The Doctor’s Dilemma: Professional Distance as Wisdom
The medical profession offers a powerful parallel to this principle. A doctor treating a patient must maintain professional detachment to make sound clinical decisions. When emotional attachment clouds their judgment, they risk overlooking critical symptoms, avoiding necessary but uncomfortable treatments, or prolonging suffering in the name of being gentle. Sometimes, the most compassionate act requires what appears to be brutality, cutting away infected tissue to save the whole.
Similarly, creators must sometimes be brutal with their own work. This means killing beloved ideas that don’t serve the larger purpose, accepting harsh criticism that reveals blind spots, and being willing to fundamentally restructure something we’ve poured our heart into.
The Paradox of Detachment
This creates an interesting paradox: to do justice to something we care about, we must learn not to care too much. Emotional investment drives us to begin the work, but emotional detachment allows us to complete it well. The challenge lies in finding the balance – maintaining enough passion to fuel the effort while preserving enough objectivity to guide it wisely.
When we’re emotionally enmeshed with our project, criticism feels like personal attack. We defend choices not because they serve the work, but because they represent our identity. This defensive posture closes us off from the very feedback that could transform our cube into a sphere.
Cultivating Peripheral Vision: Practical Strategies
Achieving peripheral vision is easier said than done, but several strategies can help:
Embrace Systematic Criticism: Actively seek out diverse perspectives, especially from people who aren’t naturally aligned with your viewpoint. Create structured opportunities for feedback rather than waiting for it to come naturally.
Practice Ego Separation: Regularly remind yourself that criticism of your work is not criticism of your worth. Develop the mental discipline to evaluate feedback based on its merit, not its emotional impact.
Adopt Multiple Perspectives: Periodically step outside your creator role and view your work as various audience members would – the skeptic, the novice, the expert, the busy professional who has only minutes to engage.
Schedule Detachment Periods: Build regular intervals into your creative process where you deliberately distance yourself from the work. Return to it with fresh eyes, as if encountering it for the first time.
Question Your Assumptions: Continuously challenge the foundational beliefs underlying your project. What seems obvious to you might be completely opaque to others.
The Wider Reach
Products created with peripheral vision don’t just serve a broader audience, they often serve each segment of that audience better.

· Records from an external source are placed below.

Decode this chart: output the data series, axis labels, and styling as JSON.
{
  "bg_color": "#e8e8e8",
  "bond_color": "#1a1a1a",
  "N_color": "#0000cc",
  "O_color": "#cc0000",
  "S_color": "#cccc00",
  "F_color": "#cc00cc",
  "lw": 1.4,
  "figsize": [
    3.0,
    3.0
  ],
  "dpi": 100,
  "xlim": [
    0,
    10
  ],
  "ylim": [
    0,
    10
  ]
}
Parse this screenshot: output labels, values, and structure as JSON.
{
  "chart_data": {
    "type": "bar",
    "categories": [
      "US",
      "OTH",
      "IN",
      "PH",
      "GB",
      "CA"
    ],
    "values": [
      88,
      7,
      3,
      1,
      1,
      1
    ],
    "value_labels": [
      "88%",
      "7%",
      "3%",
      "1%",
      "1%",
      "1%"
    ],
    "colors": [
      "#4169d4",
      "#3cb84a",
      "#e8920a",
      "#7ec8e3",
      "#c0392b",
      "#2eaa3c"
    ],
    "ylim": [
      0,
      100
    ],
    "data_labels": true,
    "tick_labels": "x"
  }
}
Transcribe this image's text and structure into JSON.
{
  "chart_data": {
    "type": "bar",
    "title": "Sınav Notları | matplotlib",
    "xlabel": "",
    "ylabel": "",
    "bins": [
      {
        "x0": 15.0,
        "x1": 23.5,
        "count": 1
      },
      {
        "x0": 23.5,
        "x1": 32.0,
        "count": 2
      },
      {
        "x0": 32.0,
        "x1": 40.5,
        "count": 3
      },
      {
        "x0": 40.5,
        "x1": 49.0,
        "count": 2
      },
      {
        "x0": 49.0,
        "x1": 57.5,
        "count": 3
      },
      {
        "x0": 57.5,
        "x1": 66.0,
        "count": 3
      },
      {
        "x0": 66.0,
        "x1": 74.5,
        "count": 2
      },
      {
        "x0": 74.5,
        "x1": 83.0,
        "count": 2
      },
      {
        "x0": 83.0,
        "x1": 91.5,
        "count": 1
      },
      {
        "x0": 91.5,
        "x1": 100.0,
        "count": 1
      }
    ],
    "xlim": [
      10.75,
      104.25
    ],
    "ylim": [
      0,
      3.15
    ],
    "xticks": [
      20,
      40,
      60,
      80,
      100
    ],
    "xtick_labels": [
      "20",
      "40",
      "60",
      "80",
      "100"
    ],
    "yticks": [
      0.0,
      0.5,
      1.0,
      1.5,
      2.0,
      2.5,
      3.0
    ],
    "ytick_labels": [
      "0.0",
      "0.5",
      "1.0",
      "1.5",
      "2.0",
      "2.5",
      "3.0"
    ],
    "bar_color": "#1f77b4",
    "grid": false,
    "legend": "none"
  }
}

By considering multiple perspectives during creation, we build in features, approaches, and appeals that enhance the experience for everyone, including our original target audience.
The cube may look perfect from its intended angle, but the sphere looks good from every angle. In our interconnected world, where audiences approach our work from countless different directions and contexts, the sphere’s universal accessibility becomes its greatest strength.
Conclusion
Developing peripheral vision requires us to hold two seemingly contradictory truths: we must care enough about our work to do it well, yet care little enough about it to change it radically when necessary. This emotional flexibility, this ability to zoom out and see the bigger picture while remaining committed to excellence, may be one of the most valuable skills a creator can develop.
The next time you find yourself defending every detail of your work, consider whether you’re maintaining necessary standards or simply protecting a square from becoming a sphere. Your audience, and your work itself, may benefit more from your peripheral vision than your tunnel vision.